Manatee Float

Floating among huge manatee sea cows feels so exciting and magically surreal. We’re privileged to enter their environment and grateful for decades of legal protections from all the people contributing to their survival. Manatees are quite gentle, curious herbivores so they won’t bite us but being in the open water with a leaky snorkel mask I could only use one arm to move and “no kicking allowed” as I did not want to break the rules much less drown. We were told to float: no swimming, touching, kicking, hugging nor grabbing manatees in the open water. No aquarium glass to safely separate us with nothing to hang on to. The wetsuit provided warmth, after the initial spinal cold shock losing 40 degrees, with buoyancy to float but no psychological protection against the unlikely concern of getting squeezed between an aggregation of manatees or rabid tourists.

We learned the males are rather aggressive to females, or at least persistent, during mating season and groups of males are known to pursue one female. Several manatee moved slowly in the translucent fresh spring water mixing into turbid sea water. They form groups laying and sleeping on the shallow bottom of limestone covered with mud at a depth of about 10 to 20 feet, occasionally coming up to the surface for air. “Don’t block their rise to the surface,” we were also told.

Every winter, thousands of manatees migrate south from the Atlantic Ocean to the Gulf of Mexico along western Florida coastal waters. They aggregate where 72 deg. F (22 deg. C) spring water discharges at a constant temperature as well as in steam discharge canals at power plants. Approximately 70 springs in Florida’s west coast flow out of limestone rocks discharging 580 million gallons per day or 400,000 gallons per minute. At the town of Crystal River, 30 natural springs flow into Kings Bay creating headwaters for the seven-mile long Crystal River ultimately merging into the Gulf. Here’s an interesting publication by USGS indicating movement patterns of manatee within Kings Bay as water temperatures change. The highest density of manatee concentrate in the Three Sisters Springs area and next weekend the Manatee Festival is coming to this same area.

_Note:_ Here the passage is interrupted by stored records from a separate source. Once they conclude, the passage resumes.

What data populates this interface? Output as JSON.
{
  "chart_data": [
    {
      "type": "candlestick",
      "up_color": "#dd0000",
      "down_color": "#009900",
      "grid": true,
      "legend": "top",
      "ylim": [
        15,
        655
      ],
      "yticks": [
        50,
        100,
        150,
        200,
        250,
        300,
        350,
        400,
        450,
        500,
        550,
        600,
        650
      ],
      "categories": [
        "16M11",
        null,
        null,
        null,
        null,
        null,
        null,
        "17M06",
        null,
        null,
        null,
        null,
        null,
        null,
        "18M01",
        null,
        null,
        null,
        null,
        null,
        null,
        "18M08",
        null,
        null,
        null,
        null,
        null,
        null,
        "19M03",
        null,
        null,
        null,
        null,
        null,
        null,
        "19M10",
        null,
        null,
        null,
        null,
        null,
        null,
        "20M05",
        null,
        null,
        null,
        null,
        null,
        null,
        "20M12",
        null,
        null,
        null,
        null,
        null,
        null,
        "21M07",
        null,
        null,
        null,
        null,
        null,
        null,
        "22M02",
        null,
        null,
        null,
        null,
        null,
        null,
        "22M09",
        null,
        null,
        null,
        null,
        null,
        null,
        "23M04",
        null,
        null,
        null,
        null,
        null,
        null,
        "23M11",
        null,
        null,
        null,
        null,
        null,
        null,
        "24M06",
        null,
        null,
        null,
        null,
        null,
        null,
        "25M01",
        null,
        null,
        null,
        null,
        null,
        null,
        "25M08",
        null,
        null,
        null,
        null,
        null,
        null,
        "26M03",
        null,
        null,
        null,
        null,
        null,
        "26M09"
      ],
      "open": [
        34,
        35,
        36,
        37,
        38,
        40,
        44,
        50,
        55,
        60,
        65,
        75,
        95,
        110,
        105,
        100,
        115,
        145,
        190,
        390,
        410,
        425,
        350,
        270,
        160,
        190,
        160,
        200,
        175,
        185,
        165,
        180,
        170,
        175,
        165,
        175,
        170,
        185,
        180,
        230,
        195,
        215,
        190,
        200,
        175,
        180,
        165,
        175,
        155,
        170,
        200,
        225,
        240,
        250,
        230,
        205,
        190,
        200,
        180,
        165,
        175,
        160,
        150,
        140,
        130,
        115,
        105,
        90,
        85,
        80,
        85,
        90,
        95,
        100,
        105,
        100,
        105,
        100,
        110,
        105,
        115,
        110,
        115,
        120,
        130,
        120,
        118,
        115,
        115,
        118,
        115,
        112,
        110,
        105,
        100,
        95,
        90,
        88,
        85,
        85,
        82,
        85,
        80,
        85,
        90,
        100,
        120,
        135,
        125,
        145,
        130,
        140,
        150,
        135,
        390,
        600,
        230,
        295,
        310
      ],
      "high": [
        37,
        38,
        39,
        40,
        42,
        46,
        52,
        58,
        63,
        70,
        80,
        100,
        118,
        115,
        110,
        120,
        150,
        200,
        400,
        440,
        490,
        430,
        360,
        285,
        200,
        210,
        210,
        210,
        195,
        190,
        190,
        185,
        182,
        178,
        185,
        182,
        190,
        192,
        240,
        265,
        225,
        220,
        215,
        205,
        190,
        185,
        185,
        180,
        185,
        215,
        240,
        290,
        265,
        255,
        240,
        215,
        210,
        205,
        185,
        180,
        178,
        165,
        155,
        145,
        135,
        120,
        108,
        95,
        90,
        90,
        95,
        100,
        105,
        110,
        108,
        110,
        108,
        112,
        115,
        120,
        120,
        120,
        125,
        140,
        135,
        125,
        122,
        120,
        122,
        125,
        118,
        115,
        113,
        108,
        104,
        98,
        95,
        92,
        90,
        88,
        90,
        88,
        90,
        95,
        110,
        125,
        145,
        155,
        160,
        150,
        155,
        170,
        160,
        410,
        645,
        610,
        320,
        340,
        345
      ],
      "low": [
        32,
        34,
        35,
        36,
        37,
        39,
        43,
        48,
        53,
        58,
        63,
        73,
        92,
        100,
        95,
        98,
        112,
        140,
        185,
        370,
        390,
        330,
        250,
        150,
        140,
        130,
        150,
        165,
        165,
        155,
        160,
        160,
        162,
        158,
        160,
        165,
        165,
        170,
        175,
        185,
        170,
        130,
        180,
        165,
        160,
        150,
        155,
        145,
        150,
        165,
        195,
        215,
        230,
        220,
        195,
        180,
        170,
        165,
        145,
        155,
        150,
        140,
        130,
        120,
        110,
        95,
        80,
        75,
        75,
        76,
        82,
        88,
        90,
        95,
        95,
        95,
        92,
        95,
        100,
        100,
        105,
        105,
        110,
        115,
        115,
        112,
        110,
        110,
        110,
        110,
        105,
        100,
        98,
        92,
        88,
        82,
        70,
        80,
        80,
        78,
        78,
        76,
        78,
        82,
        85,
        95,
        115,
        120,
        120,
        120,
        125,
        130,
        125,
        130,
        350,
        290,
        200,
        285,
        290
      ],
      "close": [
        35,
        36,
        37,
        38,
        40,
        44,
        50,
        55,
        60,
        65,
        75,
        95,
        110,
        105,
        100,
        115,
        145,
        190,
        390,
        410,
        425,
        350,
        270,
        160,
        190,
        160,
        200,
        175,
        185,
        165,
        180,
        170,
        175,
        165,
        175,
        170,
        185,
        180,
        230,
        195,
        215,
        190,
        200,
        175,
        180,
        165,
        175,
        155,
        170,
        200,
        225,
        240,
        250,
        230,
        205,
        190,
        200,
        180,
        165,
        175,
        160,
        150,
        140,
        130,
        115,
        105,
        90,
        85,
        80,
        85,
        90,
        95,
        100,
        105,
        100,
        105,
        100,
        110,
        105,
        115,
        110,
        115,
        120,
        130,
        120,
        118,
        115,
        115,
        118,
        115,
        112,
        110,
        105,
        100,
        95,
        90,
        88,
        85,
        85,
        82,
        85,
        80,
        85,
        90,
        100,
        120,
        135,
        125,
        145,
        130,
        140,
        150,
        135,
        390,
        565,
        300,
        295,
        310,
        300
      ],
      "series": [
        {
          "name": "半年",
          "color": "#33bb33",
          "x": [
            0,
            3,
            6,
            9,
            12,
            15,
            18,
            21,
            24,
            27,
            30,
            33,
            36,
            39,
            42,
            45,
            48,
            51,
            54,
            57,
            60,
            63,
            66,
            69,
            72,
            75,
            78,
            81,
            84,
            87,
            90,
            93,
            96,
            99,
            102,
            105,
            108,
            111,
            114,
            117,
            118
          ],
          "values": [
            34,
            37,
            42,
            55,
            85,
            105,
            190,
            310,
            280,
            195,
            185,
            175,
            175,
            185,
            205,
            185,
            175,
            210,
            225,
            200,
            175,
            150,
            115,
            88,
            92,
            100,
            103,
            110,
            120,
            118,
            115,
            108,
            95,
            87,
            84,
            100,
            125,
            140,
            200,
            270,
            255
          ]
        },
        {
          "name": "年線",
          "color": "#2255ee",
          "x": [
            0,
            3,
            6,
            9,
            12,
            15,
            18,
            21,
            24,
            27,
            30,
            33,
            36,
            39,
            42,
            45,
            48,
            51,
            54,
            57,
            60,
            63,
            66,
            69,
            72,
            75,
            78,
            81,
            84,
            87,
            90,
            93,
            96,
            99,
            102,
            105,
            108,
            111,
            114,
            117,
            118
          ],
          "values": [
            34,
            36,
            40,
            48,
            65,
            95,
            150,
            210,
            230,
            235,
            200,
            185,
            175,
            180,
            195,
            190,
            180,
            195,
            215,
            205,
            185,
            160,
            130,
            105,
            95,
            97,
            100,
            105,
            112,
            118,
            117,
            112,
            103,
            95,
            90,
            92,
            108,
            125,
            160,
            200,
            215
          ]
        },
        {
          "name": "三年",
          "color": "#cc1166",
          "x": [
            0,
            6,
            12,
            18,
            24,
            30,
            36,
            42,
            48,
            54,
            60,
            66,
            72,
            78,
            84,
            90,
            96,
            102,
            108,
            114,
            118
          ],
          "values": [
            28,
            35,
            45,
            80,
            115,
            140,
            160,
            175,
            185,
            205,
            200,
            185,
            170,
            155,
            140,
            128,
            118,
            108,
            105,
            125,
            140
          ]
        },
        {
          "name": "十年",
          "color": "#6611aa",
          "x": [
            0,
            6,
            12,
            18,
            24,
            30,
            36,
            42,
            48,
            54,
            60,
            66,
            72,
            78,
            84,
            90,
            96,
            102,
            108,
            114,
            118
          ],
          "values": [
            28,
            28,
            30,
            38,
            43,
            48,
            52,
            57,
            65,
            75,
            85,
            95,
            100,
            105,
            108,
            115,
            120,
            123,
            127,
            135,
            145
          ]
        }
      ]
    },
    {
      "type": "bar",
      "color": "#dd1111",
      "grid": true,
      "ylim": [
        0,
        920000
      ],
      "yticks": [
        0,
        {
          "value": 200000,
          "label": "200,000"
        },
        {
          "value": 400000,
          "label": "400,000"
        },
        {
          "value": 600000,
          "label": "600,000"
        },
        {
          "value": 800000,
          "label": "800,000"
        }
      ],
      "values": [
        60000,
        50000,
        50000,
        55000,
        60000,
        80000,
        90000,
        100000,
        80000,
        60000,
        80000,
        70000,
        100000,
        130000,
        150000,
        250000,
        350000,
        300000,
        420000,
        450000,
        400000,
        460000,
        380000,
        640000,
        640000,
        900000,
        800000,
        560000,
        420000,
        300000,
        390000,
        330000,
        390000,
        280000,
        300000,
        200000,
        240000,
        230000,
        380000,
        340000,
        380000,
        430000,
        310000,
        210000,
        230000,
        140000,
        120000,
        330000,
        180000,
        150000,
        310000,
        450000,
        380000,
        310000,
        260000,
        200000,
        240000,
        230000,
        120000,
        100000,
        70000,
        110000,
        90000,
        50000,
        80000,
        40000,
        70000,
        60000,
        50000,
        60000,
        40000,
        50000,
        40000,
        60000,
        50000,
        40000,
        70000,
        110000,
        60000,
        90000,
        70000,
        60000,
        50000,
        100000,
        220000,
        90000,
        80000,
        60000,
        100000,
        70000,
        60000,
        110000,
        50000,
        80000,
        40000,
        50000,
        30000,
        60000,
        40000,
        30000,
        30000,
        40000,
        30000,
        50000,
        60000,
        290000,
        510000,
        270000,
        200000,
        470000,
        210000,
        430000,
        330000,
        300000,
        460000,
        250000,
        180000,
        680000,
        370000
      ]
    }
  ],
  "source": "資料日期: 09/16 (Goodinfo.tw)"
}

We visited the small town Crystal River just two days before Christmas and three months after Hurricane Milton’s (Category 3) storm surge, and Hurricane Helene (Category 4) two weeks before that, brought 5 to 10 feet of muddy water flooding the town so the area continues to recover. We saw rebuilt businesses, homes being renovated, and numerous road signs and sunken ships remaining. The storm damage also affects the manatee food supply. Strong winds, storm surges, and pounding waves can uproot seagrass or bury it in sediments. Manatees thrive on eating seagrass, known as Manatee grass, needing about 100 to 200 pounds per day!

The Paddletail Lodge Best Western Hotel close to the waterfront provided friendly overnight accommodations and meeting location for catching a sunset cruise, joined by a family from Australia, and an early morning float. Arriving at 7 am, the tour guide with Waterfront Adventures showed us this video produced by the U.S. Fish and Wildlife Service on “Manatee Manners” showing beautiful images of the Crystal River National Wildlife Refuge with lots of rules to protect the manatees. A tour boat took three of us and another couple from India moving us within 15 minutes from shore to the refuge where large springs flow into the bay where we began our snorkel adventure.

Our experiences floating with the friendly manatee showed how interested they are in us and they seem to be able to sense when a person is staying calm and willing to get very close looking at us face to face. A male manatee, identified by the boat captain, followed our son back towards the boat making a natural connection.

We can support the region by visiting as tourists as well as contributing donations. Several non-profit organizations help to protect manatees including The Nature Conservancy, National Wildlife Federation and Save the Manatee Club which offers webcam videos.

I’d like to dedicate this blog to my friends King Stablein and David King, whom I thought about while visiting Kings Bay!